In Blogs, FMLA Updates

On April 15, 2015, Nebraska government signed an amendment (L.B 627) to the Nebraska Fair Employment Practice Act (FEPA), requiring employers to provide pregnant employees with reasonable accommodations. All employers with 15 ore more employees, state and local governments, and labor organizations must comply with FEPA. This act is set to:

  • Clarify and solidify workplace protections for pregnant employees
  • Define reasonable accommodations for pregnant employees
  • Provide workplace protections for pregnant employees similar to those already provided to workers with disabilities

This new act will take effect in September 2015, although the exact date is unclear. Bill LB 627 states that is unlawful employment practice to:

“Discriminate against an individual who is pregnant, who has given birth, or who has a related medical condition in regard to job application procedures, the hiring, advancement, or discharge of employees, employee compensation, job training, and other terms, conditions, and privileges of employment.”

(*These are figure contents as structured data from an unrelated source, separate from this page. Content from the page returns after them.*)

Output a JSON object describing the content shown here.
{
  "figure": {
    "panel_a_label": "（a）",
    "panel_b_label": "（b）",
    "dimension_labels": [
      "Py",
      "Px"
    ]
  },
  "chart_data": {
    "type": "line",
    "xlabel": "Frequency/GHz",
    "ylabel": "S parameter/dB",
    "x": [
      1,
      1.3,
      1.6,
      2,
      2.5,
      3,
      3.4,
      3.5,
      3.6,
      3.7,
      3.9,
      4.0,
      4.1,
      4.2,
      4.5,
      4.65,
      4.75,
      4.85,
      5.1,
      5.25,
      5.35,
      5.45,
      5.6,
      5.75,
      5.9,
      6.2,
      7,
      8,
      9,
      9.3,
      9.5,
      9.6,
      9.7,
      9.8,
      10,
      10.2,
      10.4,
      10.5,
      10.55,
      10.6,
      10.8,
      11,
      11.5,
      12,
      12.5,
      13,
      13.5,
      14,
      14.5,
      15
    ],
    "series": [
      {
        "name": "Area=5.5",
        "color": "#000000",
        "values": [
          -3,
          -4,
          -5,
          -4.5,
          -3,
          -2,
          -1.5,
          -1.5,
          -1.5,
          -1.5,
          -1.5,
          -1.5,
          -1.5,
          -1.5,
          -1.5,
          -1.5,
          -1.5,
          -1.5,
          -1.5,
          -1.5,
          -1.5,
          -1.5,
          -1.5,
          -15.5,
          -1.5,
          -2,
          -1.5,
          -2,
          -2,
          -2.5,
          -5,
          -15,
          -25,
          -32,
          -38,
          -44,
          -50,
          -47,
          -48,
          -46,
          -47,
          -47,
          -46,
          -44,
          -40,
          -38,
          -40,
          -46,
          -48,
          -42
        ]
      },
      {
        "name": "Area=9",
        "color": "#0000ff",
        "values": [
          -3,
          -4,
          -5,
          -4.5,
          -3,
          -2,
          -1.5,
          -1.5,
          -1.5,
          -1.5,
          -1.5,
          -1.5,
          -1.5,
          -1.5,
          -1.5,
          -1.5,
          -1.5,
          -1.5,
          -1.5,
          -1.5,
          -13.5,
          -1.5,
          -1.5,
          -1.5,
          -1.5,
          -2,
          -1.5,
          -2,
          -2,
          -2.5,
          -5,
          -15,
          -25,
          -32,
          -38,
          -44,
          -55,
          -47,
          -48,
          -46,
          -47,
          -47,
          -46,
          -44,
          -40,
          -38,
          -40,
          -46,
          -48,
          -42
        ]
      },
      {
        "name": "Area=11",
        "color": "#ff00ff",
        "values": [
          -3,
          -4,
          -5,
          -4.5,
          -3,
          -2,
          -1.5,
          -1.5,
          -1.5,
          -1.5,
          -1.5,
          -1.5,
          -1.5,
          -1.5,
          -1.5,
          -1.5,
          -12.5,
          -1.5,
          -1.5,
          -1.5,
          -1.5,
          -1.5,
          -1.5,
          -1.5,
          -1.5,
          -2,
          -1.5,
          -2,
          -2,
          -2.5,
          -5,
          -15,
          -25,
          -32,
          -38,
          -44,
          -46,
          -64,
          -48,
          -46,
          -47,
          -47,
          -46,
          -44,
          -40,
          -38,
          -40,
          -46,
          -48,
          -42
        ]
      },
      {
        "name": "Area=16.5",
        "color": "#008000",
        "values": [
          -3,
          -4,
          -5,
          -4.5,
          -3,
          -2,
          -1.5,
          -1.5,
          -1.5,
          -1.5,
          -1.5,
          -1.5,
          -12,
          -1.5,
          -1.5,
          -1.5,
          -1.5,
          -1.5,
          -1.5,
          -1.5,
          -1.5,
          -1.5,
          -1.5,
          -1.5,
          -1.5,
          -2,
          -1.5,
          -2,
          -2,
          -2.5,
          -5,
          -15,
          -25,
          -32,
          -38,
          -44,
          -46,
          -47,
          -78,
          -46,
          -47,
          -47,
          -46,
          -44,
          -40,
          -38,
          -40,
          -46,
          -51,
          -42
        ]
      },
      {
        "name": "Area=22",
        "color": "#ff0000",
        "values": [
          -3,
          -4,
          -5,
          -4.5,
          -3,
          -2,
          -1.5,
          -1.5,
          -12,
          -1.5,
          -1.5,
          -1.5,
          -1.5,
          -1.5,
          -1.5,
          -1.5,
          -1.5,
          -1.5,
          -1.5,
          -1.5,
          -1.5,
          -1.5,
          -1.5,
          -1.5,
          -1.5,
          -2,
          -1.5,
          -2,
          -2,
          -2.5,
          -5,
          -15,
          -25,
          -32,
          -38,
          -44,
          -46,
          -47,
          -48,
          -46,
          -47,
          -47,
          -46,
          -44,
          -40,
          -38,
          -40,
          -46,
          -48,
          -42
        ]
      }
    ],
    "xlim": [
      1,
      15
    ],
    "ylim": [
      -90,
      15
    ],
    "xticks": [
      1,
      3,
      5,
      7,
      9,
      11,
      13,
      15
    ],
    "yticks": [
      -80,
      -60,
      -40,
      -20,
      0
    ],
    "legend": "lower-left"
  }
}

All employers are required to accommodate pregnant employees, unless they can demonstrate that doing so would impose an undue hardship. As listed in the act, reasonable accommodations include:

  • The acquisition of equipment for sitting
  • More frequent or longer breaks
  • Periodic rest
  • Assistance with manual labor
  • Job restructuring
  • Light-duty assignment
  • Modified work schedules
  • Temporary transfers to less strenuous or hazardous work
  • Time off to recover from childbirth
  • Break time and appropriate facilities for breast feeding or expressing breast milk

Employees don’t need to provide medical notification to request an accommodation, they need only show they have known physical limitations. This scope goes beyond what is provided for disabled employees, by allowing employers to provide assistance with manual labor, light-duty assignments, and temporary transfers to less strenuous or hazardous work.